Get Twitter API keys.
- Create a file called APIKeys.json, and store your API keys in there. You can use APIkeyexample.txt as a reference.
- Note that this .json will not be pushed to git, unless you change the .gitignore.
Generate tweets for a user or set of users
- Navigate to the src directory
- Run python main.py --names <NAME1> <NAME2> ... where each of the NAMEi can be replaced with a twitter handle.
- The code will pull tweets and save them to the data directory
- This will also print generated tweets to the console
Determine sentence similarity
- Navigate to the src directory
- Run python model_test.py <tweet_file> <K>, where <tweet_file> is the relative path to a file in the data folder (for example, ../data/Harvard.csv), and K designates how big your K-mer will be. K must be at least 2.

Important files

main.py: Contains code to generate sentences given a list of Twitter handles at the command line.

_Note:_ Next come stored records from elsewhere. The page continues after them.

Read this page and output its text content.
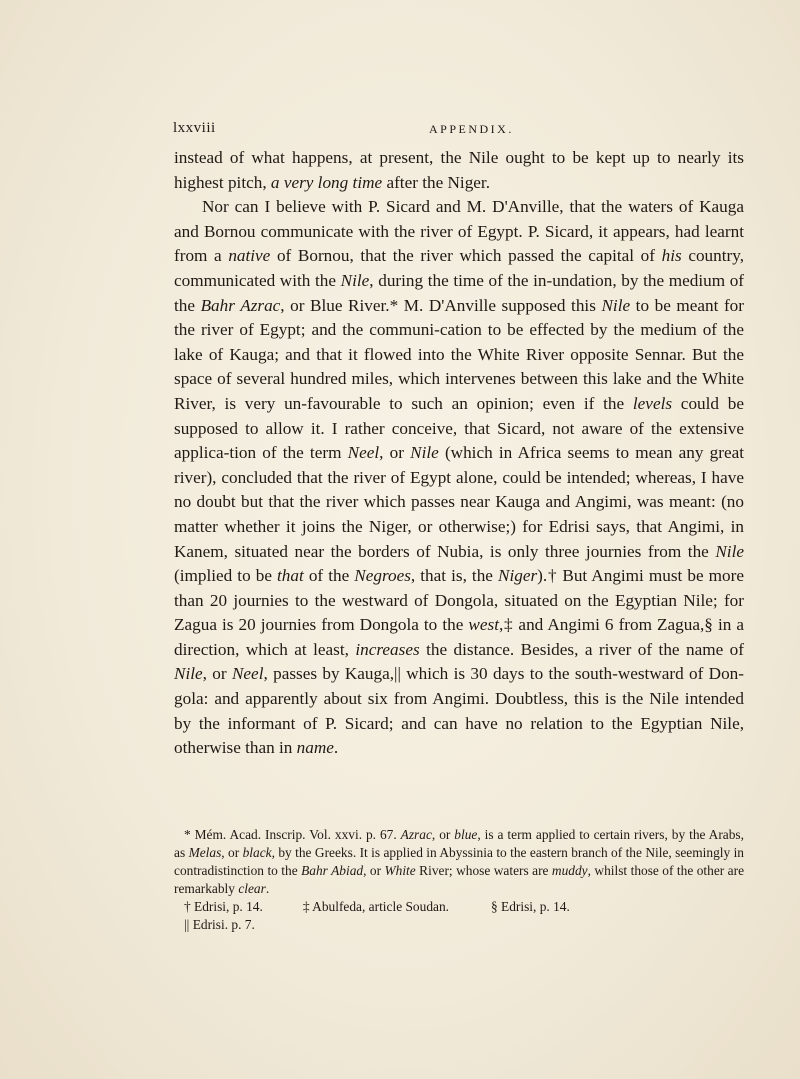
lxxviii	APPENDIX.

instead of what happens, at present, the Nile ought to be kept up to nearly its highest pitch, a very long time after the Niger.

Nor can I believe with P. Sicard and M. D'Anville, that the waters of Kauga and Bornou communicate with the river of Egypt. P. Sicard, it appears, had learnt from a native of Bornou, that the river which passed the capital of his country, communicated with the Nile, during the time of the in-undation, by the medium of the Bahr Azrac, or Blue River.* M. D'Anville supposed this Nile to be meant for the river of Egypt; and the communi-cation to be effected by the medium of the lake of Kauga; and that it flowed into the White River opposite Sennar. But the space of several hundred miles, which intervenes between this lake and the White River, is very un-favourable to such an opinion; even if the levels could be supposed to allow it. I rather conceive, that Sicard, not aware of the extensive applica-tion of the term Neel, or Nile (which in Africa seems to mean any great river), concluded that the river of Egypt alone, could be intended; whereas, I have no doubt but that the river which passes near Kauga and Angimi, was meant: (no matter whether it joins the Niger, or otherwise;) for Edrisi says, that Angimi, in Kanem, situated near the borders of Nubia, is only three journies from the Nile (implied to be that of the Negroes, that is, the Niger).† But Angimi must be more than 20 journies to the westward of Dongola, situated on the Egyptian Nile; for Zagua is 20 journies from Dongola to the west,‡ and Angimi 6 from Zagua,§ in a direction, which at least, increases the distance. Besides, a river of the name of Nile, or Neel, passes by Kauga,|| which is 30 days to the south-westward of Don-gola: and apparently about six from Angimi. Doubtless, this is the Nile intended by the informant of P. Sicard; and can have no relation to the Egyptian Nile, otherwise than in name.

* Mém. Acad. Inscrip. Vol. xxvi. p. 67. Azrac, or blue, is a term applied to certain rivers, by the Arabs, as Melas, or black, by the Greeks. It is applied in Abyssinia to the eastern branch of the Nile, seemingly in contradistinction to the Bahr Abiad, or White River; whose waters are muddy, whilst those of the other are remarkably clear.

† Edrisi, p. 14.	‡ Abulfeda, article Soudan.	§ Edrisi, p. 14.

|| Edrisi. p. 7.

model_generator.py: Contains functions to generate the Markov model for a user. This includes getting tweets from a file, extracting K-mers, forming the model, and determining next words given the current K-1 words.
model_test.py: Contains functions generate sentences from a model, and test their similarity to the original tweets. Note that when run as driver program, this file will default to determining sentence accuracy.
twitter_extractor.py: Contains functions to connect to Twitter API and extract tweets for user or users.
comparison.py: Contains functions to compare words/sentences for quantitative analysis.